Ed. Note - recently it was announced that Canada had made its first Canadian anti-corruption law, the Corruptions of Public Officials Act. I ask John Boscariol, a partner at McCarthy Tétrault LLP if he could explain the case in a blog post he graciously agreed to do in this guest post.
On May 23, 2014, Mr. Justice Charles Hackland of the Ontario Superior Court in Ottawa sentenced business executive Nazir Karigar to three years in prison for conspiracy to bribe foreign public officials. This is the first jail sentence handed down under Canada’s Corruption of Foreign Public Officials Act (CFPOA) since it came into force in 1999. All previous prosecutions have been against corporations and were disposed of with guilty pleas and fines.
Karigar was convicted on August 15, 2013 for his leading role in a conspiracy to offer bribes to officials of Air India and an Indian Cabinet Minister. The scheme was intended to make Cryptometrics Canada the successful bidder in a multi-million dollar contract to supply facial recognition software to Air India. Our previous analysis of this significant conviction can be found in First Trial Under Canada’s Corruption of Foreign Public Officials Act Results in Conviction.
This is an important sentencing decision as it provides a first glimpse of how courts will determine sentencing under the CFPOA. It also indicates that Canadian courts are closely aligned with efforts of the RCMP and Canadian prosecutors to punish international bribery more stringently than in the past. Businesses and individuals should take careful notice of the decision and ensure that they are acting in compliance with CFPOA in all of their dealings abroad.
Reasons for the Sentence
The CFPOA was enacted by Parliament in 1998 reflecting Canada’s obligations under the Convention on Combating Bribery in International Business Transactions of the Organization for Economic Co-operation and Development. In his sentencing decision, Justice Hackland made reference to Article 3 of the Convention which outlines that bribery of foreign officials should be punishable to the same extent as bribery of domestic officials.
In his decision, Justice Hackland outlined four aggravating factors and three mitigating factors in support of Karigar’s three year sentence.
The sophistication and planning involved in the bribery scheme.

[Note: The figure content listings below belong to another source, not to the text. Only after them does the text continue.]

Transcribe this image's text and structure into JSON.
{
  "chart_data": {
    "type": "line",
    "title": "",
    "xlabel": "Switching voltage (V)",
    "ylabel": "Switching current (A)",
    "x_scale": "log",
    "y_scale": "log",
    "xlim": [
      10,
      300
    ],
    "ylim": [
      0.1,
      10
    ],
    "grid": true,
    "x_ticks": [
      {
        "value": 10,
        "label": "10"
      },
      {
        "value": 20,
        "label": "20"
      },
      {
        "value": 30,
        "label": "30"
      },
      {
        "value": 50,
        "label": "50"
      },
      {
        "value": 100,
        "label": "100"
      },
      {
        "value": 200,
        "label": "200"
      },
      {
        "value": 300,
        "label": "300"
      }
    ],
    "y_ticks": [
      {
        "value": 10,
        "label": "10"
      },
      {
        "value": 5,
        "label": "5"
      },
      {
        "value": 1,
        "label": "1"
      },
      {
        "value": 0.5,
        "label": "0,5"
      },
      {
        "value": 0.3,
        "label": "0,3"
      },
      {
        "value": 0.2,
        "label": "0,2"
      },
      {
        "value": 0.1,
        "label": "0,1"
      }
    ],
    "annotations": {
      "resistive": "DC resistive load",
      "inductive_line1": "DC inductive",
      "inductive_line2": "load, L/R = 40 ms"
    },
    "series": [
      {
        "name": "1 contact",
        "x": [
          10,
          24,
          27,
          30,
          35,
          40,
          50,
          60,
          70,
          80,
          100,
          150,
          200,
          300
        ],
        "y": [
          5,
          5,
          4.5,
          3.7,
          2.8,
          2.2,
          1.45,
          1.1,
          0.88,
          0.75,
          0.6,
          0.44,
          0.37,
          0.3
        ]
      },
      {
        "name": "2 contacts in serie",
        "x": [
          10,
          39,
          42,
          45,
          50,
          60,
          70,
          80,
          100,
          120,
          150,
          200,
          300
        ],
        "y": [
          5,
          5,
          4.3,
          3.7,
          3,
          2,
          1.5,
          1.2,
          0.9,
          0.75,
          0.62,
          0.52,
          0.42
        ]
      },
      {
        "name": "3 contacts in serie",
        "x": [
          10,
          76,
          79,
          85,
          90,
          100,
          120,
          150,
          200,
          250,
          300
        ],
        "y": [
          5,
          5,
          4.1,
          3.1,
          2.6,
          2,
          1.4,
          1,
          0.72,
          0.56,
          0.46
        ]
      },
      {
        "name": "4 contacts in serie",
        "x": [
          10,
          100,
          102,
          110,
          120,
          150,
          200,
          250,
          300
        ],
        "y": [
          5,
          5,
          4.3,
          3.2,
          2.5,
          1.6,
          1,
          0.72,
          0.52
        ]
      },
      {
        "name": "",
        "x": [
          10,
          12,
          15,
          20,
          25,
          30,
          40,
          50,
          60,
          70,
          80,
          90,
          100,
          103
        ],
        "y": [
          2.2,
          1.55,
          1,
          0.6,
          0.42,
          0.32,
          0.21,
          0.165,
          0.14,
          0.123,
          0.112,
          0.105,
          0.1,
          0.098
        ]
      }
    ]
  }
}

Other acts of dishonesty by Mr. Karigar, including entering fake competitive bids to create the illusion of a competitive process and the use of confidential insider information in preparing his bid.
Mr. Karigar’s attitude of entitlement throughout the bidding process, including his admission to the Canadian trade commissioner regarding bribery.
The fact that Mr. Karigar personally conceived of and orchestrated the bribery.
Karigar confessed to authorities and co-operated throughout the proceedings which helped save trial time.
Karigar has no prior convictions, his respectable business past and his older age and health issues.
The bribery scheme failed and any harm was restricted to the promotion of corruption among a limited group of foreign public officials.
Based on these factors, Justice Hackland sentenced Karigar to three years in prison. The maximum penalty for a CFPOA violation was five years. The maximum penalty period was increased to fourteen years in Bill S-14, Fighting Foreign Corruption Act (received Royal Assent on June 19, 2013), however the offence in Karigar’s case occurred before that amendment came into force. This increased maximum penalty reflects the current trend towards punishing the bribery of foreign officials more stringently in Canada.
Focus on Stiff Sentencing
Prevailing throughout Justice Hackland’s sentencing decision was his emphasis on the seriousness of the crime that Karigar committed. He noted that “…a substantial penalty is to be imposed by the courts even in circumstances where a guilty plea was entered and the accused has cooperated with authorities”.
Justice Hackland relied on cases of fraud under the Criminal Code in order to determine what a reasonable sentence should be for bribing foreign officials. Based on this jurisprudence, he concluded that cases of serious fraud require penitentiary sentences in the range of three to five years, and that usual mitigating factors, such as prior good character, health problems, contributions to the community and the absence of criminal records should not be used to depart from this range.
Justice Hackland also referenced domestic bribery and corruption cases under the Criminal Code. Most importantly, he noted that an overriding consideration in sentencing for bribery should be the deterrence and denunciation of bribery. He concluded his decision by stating that “any person who proposes to enter into a sophisticated scheme to bribe foreign public officials to promote the commercial or other interests of a Canadian business abroad must appreciate that they will face a significant sentence of incarceration in a federal penitentiary.”
With this sentence, Canadian authorities are sending a strong message to companies and executives doing business abroad that individuals, not just entities, will be held responsible and pay a significant price for their involvement in the bribery of foreign officials. The development and documented implementation of a comprehensive compliance program for the detection and prevention of bribery is a critical tool to ensure that a company and its executives stay on the right side of Canadian law.